Hi,

maybe, maybe not.

it seems like in APL2, / and friends (⌿ \ and ) are always operators.

In GNU APL / and friends are operators if their left argument is a function, and
functions if their left argument is a value.

That's why
1 2 /¨ 3 4 is evaluated directly and without a derived function in GNU APL.

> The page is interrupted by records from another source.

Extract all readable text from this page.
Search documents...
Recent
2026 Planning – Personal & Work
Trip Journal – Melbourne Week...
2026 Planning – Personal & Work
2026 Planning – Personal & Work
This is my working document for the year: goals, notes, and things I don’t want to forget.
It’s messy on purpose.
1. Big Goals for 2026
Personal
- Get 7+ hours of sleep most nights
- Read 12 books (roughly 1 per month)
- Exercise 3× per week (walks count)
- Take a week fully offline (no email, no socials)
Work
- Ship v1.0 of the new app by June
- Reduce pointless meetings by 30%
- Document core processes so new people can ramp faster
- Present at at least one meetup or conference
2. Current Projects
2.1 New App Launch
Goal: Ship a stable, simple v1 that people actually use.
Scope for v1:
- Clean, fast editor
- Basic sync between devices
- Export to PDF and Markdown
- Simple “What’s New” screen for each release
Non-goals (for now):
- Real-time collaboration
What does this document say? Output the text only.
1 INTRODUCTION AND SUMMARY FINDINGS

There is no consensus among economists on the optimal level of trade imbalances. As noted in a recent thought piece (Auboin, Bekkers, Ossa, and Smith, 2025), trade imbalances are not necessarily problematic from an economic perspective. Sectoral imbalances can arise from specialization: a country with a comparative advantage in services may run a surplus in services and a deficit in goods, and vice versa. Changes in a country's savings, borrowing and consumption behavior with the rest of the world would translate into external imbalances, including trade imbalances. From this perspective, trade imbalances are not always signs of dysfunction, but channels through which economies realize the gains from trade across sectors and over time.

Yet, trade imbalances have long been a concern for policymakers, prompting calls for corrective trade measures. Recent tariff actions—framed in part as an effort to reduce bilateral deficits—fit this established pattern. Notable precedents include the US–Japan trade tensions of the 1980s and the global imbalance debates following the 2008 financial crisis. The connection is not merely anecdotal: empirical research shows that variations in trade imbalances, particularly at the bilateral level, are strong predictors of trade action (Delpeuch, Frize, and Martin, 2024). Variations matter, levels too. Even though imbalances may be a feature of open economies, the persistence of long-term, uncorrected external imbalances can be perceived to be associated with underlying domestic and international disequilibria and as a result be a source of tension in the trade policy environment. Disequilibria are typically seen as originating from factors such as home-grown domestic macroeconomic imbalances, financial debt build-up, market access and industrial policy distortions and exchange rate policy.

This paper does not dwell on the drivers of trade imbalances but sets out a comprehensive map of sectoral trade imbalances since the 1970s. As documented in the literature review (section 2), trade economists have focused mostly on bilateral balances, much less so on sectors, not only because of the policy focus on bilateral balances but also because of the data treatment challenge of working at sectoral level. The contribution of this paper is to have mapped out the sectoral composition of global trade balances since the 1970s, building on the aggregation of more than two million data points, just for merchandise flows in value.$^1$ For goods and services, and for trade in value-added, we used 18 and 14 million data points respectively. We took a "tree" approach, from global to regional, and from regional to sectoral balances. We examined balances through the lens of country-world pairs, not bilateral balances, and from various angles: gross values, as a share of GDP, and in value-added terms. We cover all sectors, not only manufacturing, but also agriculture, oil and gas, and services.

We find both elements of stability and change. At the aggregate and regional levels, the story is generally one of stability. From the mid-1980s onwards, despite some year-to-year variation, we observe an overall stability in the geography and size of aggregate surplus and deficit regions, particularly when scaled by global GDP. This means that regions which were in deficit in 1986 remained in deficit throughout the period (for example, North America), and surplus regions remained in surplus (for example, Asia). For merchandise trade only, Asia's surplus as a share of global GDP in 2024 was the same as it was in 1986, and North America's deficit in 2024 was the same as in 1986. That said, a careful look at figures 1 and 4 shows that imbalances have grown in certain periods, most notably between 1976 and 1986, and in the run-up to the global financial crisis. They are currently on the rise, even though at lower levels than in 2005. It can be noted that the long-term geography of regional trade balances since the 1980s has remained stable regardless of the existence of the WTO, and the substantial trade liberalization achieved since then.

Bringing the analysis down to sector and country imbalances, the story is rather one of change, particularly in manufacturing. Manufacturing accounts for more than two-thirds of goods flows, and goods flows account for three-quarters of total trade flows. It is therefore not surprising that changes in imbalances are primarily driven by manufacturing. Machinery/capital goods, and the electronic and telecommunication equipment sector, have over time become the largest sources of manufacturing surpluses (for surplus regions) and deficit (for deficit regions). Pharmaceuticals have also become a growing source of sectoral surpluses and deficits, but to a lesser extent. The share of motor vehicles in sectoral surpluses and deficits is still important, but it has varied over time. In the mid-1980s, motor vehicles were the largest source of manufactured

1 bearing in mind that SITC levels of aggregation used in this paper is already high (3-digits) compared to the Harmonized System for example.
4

The ISO standard lists Z←A/B and Z←A\B as mixed functions replicate (section 10.2.5) and expand (section 10.2.6),
and clearly not as operator (section 9).

I would also argue that there are good reasons for GNU APL to behave as it does (despite of
its APL2 incompatibility). Consider this:

      1 2 /¨ 3 4
 3  4 4
     
      Compress←{ ⍺ / ⍵ }
      1 2 Compress ¨ 3 4
 3  4 4


No surprize, right? But if we would always treat / as an operator, then the above would give two
different results and that would, in my opinion, be rather counter-intuitive.

And the syntax error is a mere consequence of / being a function in the example (you
cannot bind a function to its left argument with ().

/// Jürgen


On 03/15/2016 03:54 PM, Elias Mårtenson wrote:
On 15 March 2016 at 22:47, Jay Foad <jay.f...@gmail.com> wrote:
On 15 March 2016 at 13:24, Elias Mårtenson <loke...@gmail.com> wrote:
> On 15 March 2016 at 21:14, Jay Foad <jay.f...@gmail.com> wrote:
>>
>>       1 2 /¨ 3 4 ⍝ in APL2 this parses as (1 2 /)¨ 3 4
>>  3 3 3  4 4 4
>
> Are you saying that (1 2 /)¨ 3 4 is syntactically correct in APL2?

Yes. / is an operator, so 1 2/ is a derived function, and you can
parenthesise any function-valued _expression_.

So is the SYNTAX ERROR from GNU APL here a bug then?